Intelligence reports confirm Al-Shabaab now controls more territory than at any point since 2011, collects taxes more efficiently than the government, and dispenses predictable justice in areas under its control. “The reality Western policymakers refuse to accept is that insurgencies don’t need to be loved by the population—they just need to be seen as more competent and less predatory than the government,” notes a former Western counterinsurgency advisor with extensive experience in both Afghanistan and Somalia. “By that measure, Al-Shabaab is winning.”

AUSSOM: Peacekeeping Without Peace or Funding

Somalia’s last security bulwark, the newly rebranded African Union Support and Stabilisation Mission in Somalia (AUSSOM), teeters on the brink of financial collapse. Despite diplomatic platitudes about “sustainable funding mechanisms,” donor fatigue has set in. The European Union’s willingness to cover troop stipends is waning, while United Nations logistical support grows increasingly tenuous.

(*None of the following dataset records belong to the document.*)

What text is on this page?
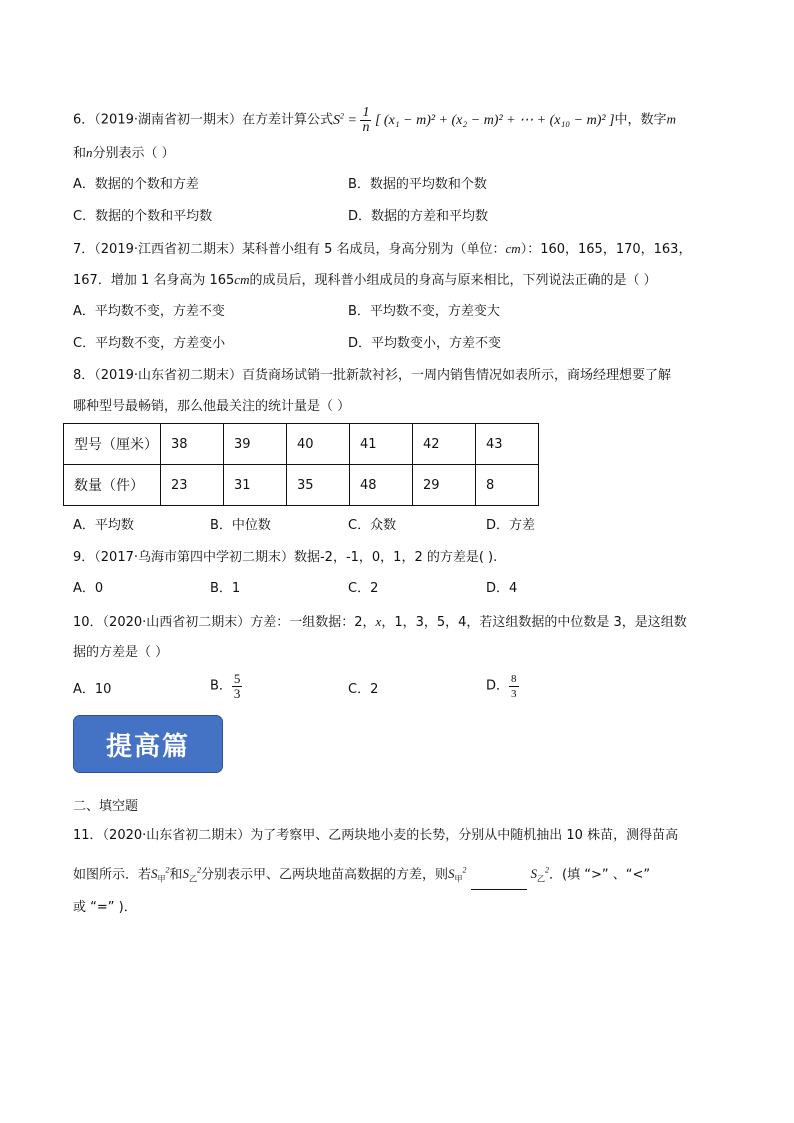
6．（2019·湖南省初一期末）在方差计算公式$S^2 = \frac{1}{n}$ [ (x₁ − m)² + (x₂ − m)² + ⋯ + (x₁₀ − m)² ]中，数字m
和n分别表示（ ）
A．数据的个数和方差	B．数据的平均数和个数
C．数据的个数和平均数	D．数据的方差和平均数
7．（2019·江西省初二期末）某科普小组有 5 名成员，身高分别为（单位：cm）：160，165，170，163，
167．增加 1 名身高为 165cm的成员后，现科普小组成员的身高与原来相比，下列说法正确的是（ ）
A．平均数不变，方差不变	B．平均数不变，方差变大
C．平均数不变，方差变小	D．平均数变小，方差不变
8．（2019·山东省初二期末）百货商场试销一批新款衬衫，一周内销售情况如表所示，商场经理想要了解
哪种型号最畅销，那么他最关注的统计量是（ ）
型号（厘米）	38	39	40	41	42	43
数量（件）	23	31	35	48	29	8
A．平均数	B．中位数	C．众数	D．方差
9．（2017·乌海市第四中学初二期末）数据-2，-1，0，1，2 的方差是( ).
A．0	B．1	C．2	D．4
10．（2020·山西省初二期末）方差：一组数据：2，x，1，3，5，4，若这组数据的中位数是 3，是这组数
据的方差是（ ）
A．10	B． $\frac{5}{3}$	C．2	D． $\frac{8}{3}$
提高篇
二、填空题
11．（2020·山东省初二期末）为了考察甲、乙两块地小麦的长势，分别从中随机抽出 10 株苗，测得苗高
如图所示．若$S_甲^2$和$S_乙^2$分别表示甲、乙两块地苗高数据的方差，则$S_甲^2$	$S_乙^2$．(填 “>” 、“<”
或 “=” )．
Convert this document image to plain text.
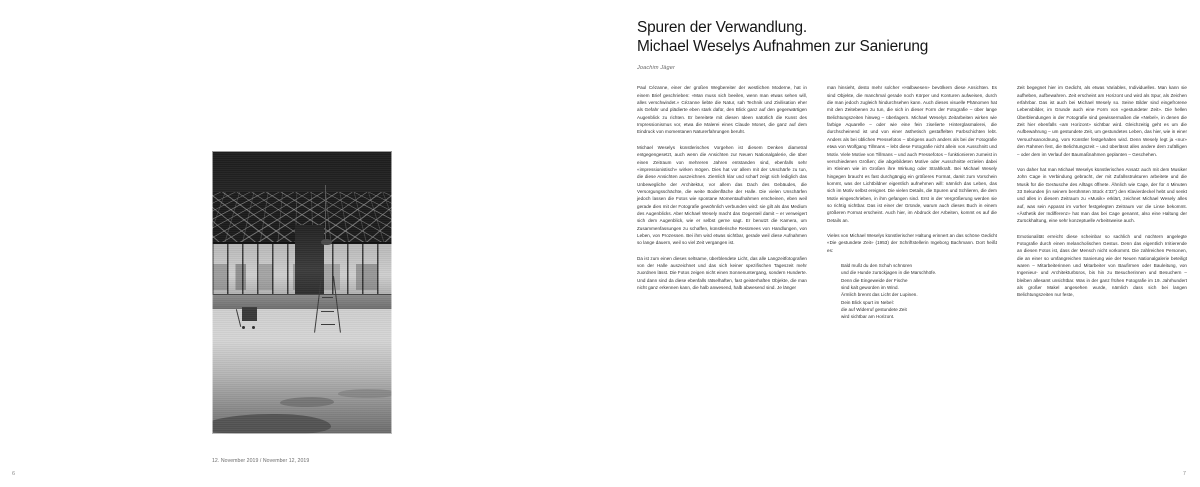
12. November 2019 / November 12, 2019
6
Spuren der Verwandlung.
Michael Weselys Aufnahmen zur Sanierung
Joachim Jäger

Paul Cézanne, einer der großen Wegbereiter der westlichen Moderne, hat in einem Brief geschrieben: «Man muss sich beeilen, wenn man etwas sehen will, alles verschwindet.» Cézanne liebte die Natur, sah Technik und Zivilisation eher als Gefahr und plädierte eben stark dafür, den Blick ganz auf den gegenwärtigen Augenblick zu richten. Er bereitete mit diesen Ideen natürlich die Kunst des Impressionismus vor, etwa die Malerei eines Claude Monet, die ganz auf dem Eindruck von momentanen Naturerfahrungen beruht.

Michael Weselys künstlerisches Vorgehen ist diesem Denken diametral entgegengesetzt, auch wenn die Ansichten zur Neuen Nationalgalerie, die über einen Zeitraum von mehreren Jahren entstanden sind, ebenfalls sehr «impressionistisch» wirken mögen. Dies hat vor allem mit der Unschärfe zu tun, die diese Ansichten auszeichnen. Ziemlich klar und scharf zeigt sich lediglich das Unbewegliche der Architektur, vor allem das Dach des Gebäudes, die Versorgungsschächte, die weite Bodenfläche der Halle. Die vielen Unschärfen jedoch lassen die Fotos wie spontane Momentaufnahmen erscheinen, eben weil gerade dies mit der Fotografie gewöhnlich verbunden wird: sie gilt als das Medium des Augenblicks. Aber Michael Wesely macht das Gegenteil damit – er verweigert sich dem Augenblick, wie er selbst gerne sagt. Er benutzt die Kamera, um Zusammenfassungen zu schaffen, künstlerische Resümees von Handlungen, von Leben, von Prozessen. Bei ihm wird etwas sichtbar, gerade weil diese Aufnahmen so lange dauern, weil so viel Zeit vergangen ist.

Da ist zum einen dieses seltsame, überblendete Licht, das alle Langzeitfotografien von der Halle auszeichnet und das sich keiner spezifischen Tageszeit mehr zuordnen lässt. Die Fotos zeigen nicht einen Sonnenuntergang, sondern Hunderte. Und dann sind da diese ebenfalls rätselhaften, fast geisterhaften Objekte, die man nicht ganz erkennen kann, die halb anwesend, halb abwesend sind. Je länger

man hinsieht, desto mehr solcher «Halbwesen» bevölkern diese Ansichten. Es sind Objekte, die manchmal gerade noch Körper und Konturen aufweisen, durch die man jedoch zugleich hindurchsehen kann. Auch dieses visuelle Phänomen hat mit den Zeitebenen zu tun, die sich in dieser Form der Fotografie – über lange Belichtungszeiten hinweg – überlagern. Michael Weselys Zeitarbeiten wirken wie farbige Aquarelle – oder wie eine fein ziselierte Hinterglasmalerei, die durchscheinend ist und von einer ästhetisch gestaffelten Farbschichten lebt. Anders als bei üblichen Pressefotos – übrigens auch anders als bei der Fotografie etwa von Wolfgang Tillmans – lebt diese Fotografie nicht allein von Ausschnitt und Motiv. Viele Motive von Tillmans – und auch Pressefotos – funktionieren zumeist in verschiedenen Größen; die abgebildeten Motive oder Ausschnitte erzielen dabei im Kleinen wie im Großen ihre Wirkung oder Strahlkraft. Bei Michael Wesely hingegen braucht es fast durchgängig ein größeres Format, damit zum Vorschein kommt, was der Lichtbildner eigentlich aufnehmen will: nämlich das Leben, das sich im Motiv selbst ereignet. Die vielen Details, die Spuren und Schlieren, die dem Motiv eingeschrieben, in ihm gefangen sind. Erst in der Vergrößerung werden sie so richtig sichtbar. Das ist einer der Gründe, warum auch dieses Buch in einem größeren Format erscheint. Auch hier, im Abdruck der Arbeiten, kommt es auf die Details an.

Vieles von Michael Weselys künstlerischer Haltung erinnert an das schöne Gedicht «Die gestundete Zeit» (1953) der Schriftstellerin Ingeborg Bachmann. Dort heißt es:

Bald mußt du den Schuh schnüren
und die Hunde zurückjagen in die Marschhöfe.
Denn die Eingeweide der Fische
sind kalt geworden im Wind.
Ärmlich brennt das Licht der Lupinen.
Dein Blick spurt im Nebel:
die auf Widerruf gestundete Zeit
wird sichtbar am Horizont.

Zeit begegnet hier im Gedicht, als etwas Variables, Individuelles. Man kann sie aufheben, aufbewahren. Zeit erscheint am Horizont und wird als Spur, als Zeichen erfahrbar. Das ist auch bei Michael Wesely so. Seine Bilder sind eingefrorene Lebensbilder, im Grunde auch eine Form von «gestundeter Zeit». Die hellen Überblendungen in der Fotografie sind gewissermaßen die «Nebel», in denen die Zeit hier ebenfalls «am Horizont» sichtbar wird. Gleichzeitig geht es um die Aufbewahrung – um gestundete Zeit, um gestundetes Leben, das hier, wie in einer Versuchsanordnung, vom Künstler festgehalten wird. Denn Wesely legt ja «nur» den Rahmen fest, die Belichtungszeit – und überlässt alles andere dem zufälligen – oder dem im Verlauf der Baumaßnahmen geplanten – Geschehen.

Von daher hat man Michael Weselys künstlerischen Ansatz auch mit dem Musiker John Cage in Verbindung gebracht, der mit Zufallsstrukturen arbeitete und die Musik für die Geräusche des Alltags öffnete. Ähnlich wie Cage, der für 4 Minuten 33 Sekunden (in seinem berühmten Stück 4'33") den Klavierdeckel hebt und senkt und alles in diesem Zeitraum zu «Musik» erklärt, zeichnet Michael Wesely alles auf, was sein Apparat im vorher festgelegten Zeitraum vor die Linse bekommt. «Ästhetik der Indifferenz» hat man das bei Cage genannt, also eine Haltung der Zurückhaltung, eine sehr konzeptuelle Arbeitsweise auch.

Emotionalität erreicht diese scheinbar so sachlich und nüchtern angelegte Fotografie durch einen melancholischen Gestus. Denn das eigentlich Irritierende an diesen Fotos ist, dass der Mensch nicht vorkommt. Die zahlreichen Personen, die an einer so umfangreichen Sanierung wie der Neuen Nationalgalerie beteiligt waren – Mitarbeiterinnen und Mitarbeiter von Baufirmen oder Bauleitung, von Ingenieur- und Architekturbüros, bis hin zu Besucherinnen und Besuchern – bleiben allesamt unsichtbar. Was in der ganz frühen Fotografie im 19. Jahrhundert als großer Makel angesehen wurde, nämlich dass sich bei langen Belichtungszeiten nur feste,

7
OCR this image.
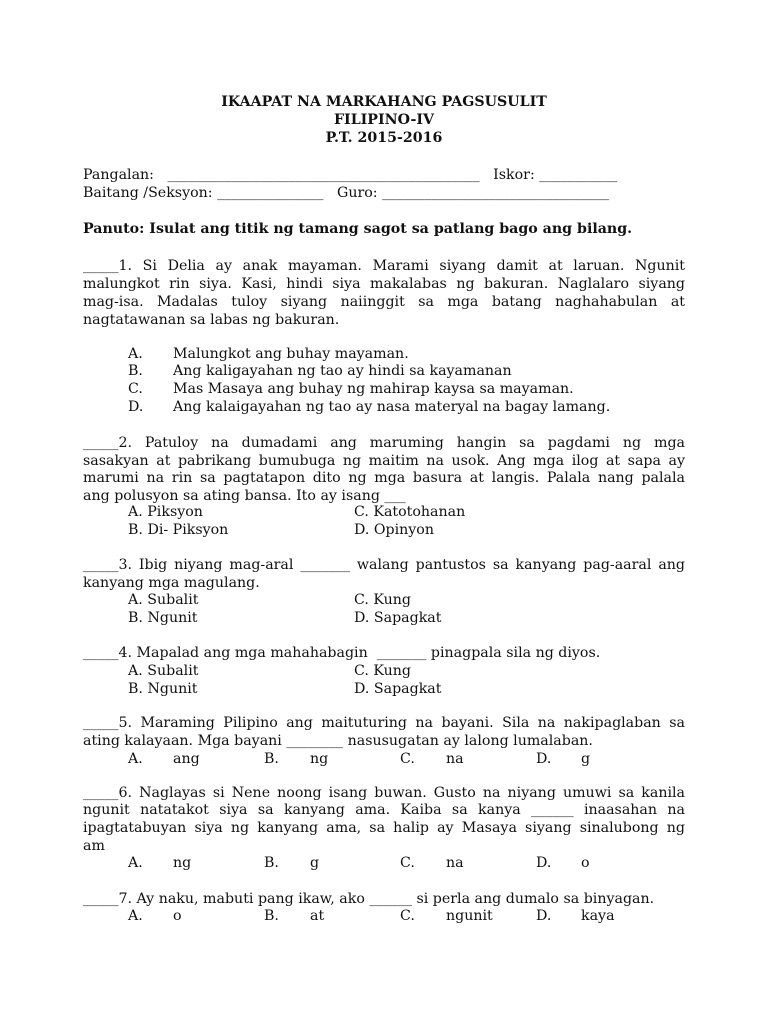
IKAAPAT NA MARKAHANG PAGSUSULIT
FILIPINO-IV
P.T. 2015-2016
Pangalan:   ____________________________________________   Iskor: ___________
Baitang /Seksyon: _______________   Guro: ________________________________
Panuto: Isulat ang titik ng tamang sagot sa patlang bago ang bilang.
_____1. Si Delia ay anak mayaman. Marami siyang damit at laruan. Ngunit
malungkot rin siya. Kasi, hindi siya makalabas ng bakuran. Naglalaro siyang
mag-isa. Madalas tuloy siyang naiinggit sa mga batang naghahabulan at
nagtatawanan sa labas ng bakuran.
A. Malungkot ang buhay mayaman.
B. Ang kaligayahan ng tao ay hindi sa kayamanan
C. Mas Masaya ang buhay ng mahirap kaysa sa mayaman.
D. Ang kalaigayahan ng tao ay nasa materyal na bagay lamang.
_____2. Patuloy na dumadami ang maruming hangin sa pagdami ng mga
sasakyan at pabrikang bumubuga ng maitim na usok. Ang mga ilog at sapa ay
marumi na rin sa pagtatapon dito ng mga basura at langis. Palala nang palala
ang polusyon sa ating bansa. Ito ay isang ___
A. Piksyon	C. Katotohanan
B. Di- Piksyon	D. Opinyon
_____3. Ibig niyang mag-aral _______ walang pantustos sa kanyang pag-aaral ang
kanyang mga magulang.
A. Subalit	C. Kung
B. Ngunit	D. Sapagkat
_____4. Mapalad ang mga mahahabagin  _______ pinagpala sila ng diyos.
A. Subalit	C. Kung
B. Ngunit	D. Sapagkat
_____5. Maraming Pilipino ang maituturing na bayani. Sila na nakipaglaban sa
ating kalayaan. Mga bayani ________ nasusugatan ay lalong lumalaban.
A. ang	B. ng	C. na	D. g
_____6. Naglayas si Nene noong isang buwan. Gusto na niyang umuwi sa kanila
ngunit natatakot siya sa kanyang ama. Kaiba sa kanya ______ inaasahan na
ipagtatabuyan siya ng kanyang ama, sa halip ay Masaya siyang sinalubong ng
am
A. ng	B. g	C. na	D. o
_____7. Ay naku, mabuti pang ikaw, ako ______ si perla ang dumalo sa binyagan.
A. o	B. at	C. ngunit	D. kaya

This financial uncertainty couldn’t come at a worse moment. Ethiopia – AUSSOM’s backbone – is distracted by internal conflicts and maritime disputes with Somalia. Uganda has made it clear that continued troop contributions depend entirely on reliable international funding that isn’t materializing.

Without a robust AUSSOM presence, intelligence assessments suggest Al-Shabaab would likely expand control to most population centers outside Mogadishu within months. The bitter irony: Western nations, having spent billions on Somalia’s stability, now appear unwilling to fund the one mechanism that has somewhat contained Al-Shabaab.

Trump Administration: No More Blank Checks

The Trump administration represents the final nail in Somalia’s financial coffin. President Trump’s “America First” approach and Secretary of State Marco Rubio’s hawkish stance make additional funding for Somalia virtually unthinkable. The White House team sees Somalia’s corruption rankings, territorial losses to Al-Shabaab, and decades of squandered aid as textbook examples of failed investment.

“The days of writing blank checks to failing states are over,” a Republican foreign policy advisor remarked privately. “The President wants concrete returns on American taxpayer dollars, and Somalia has consistently proven it cannot deliver.”

This policy shift comes exactly when Somalia’s government is most desperate for support, creating a perfect storm where years of mismanagement, corruption, and security failures are finally coming due. The chickens, as the saying goes, are coming home to roost.

The Next Kabul Awaits

Somalia’s internationally-backed government is approaching a point of no return. The combination of endemic corruption, resurgent Al-Shabaab, wavering international support, and AUSSOM’s precarious funding creates conditions eerily similar to pre-collapse Afghanistan.

For Western nations that have poured billions into this failed experiment, it’s time to acknowledge reality rather than writing more checks. Additional money without addressing core governance failures will simply disappear into the same corrupt systems that have swallowed previous investments.

The fall of Kabul shocked the world in 2021. The fall of Mogadishu – when it comes – should surprise no one.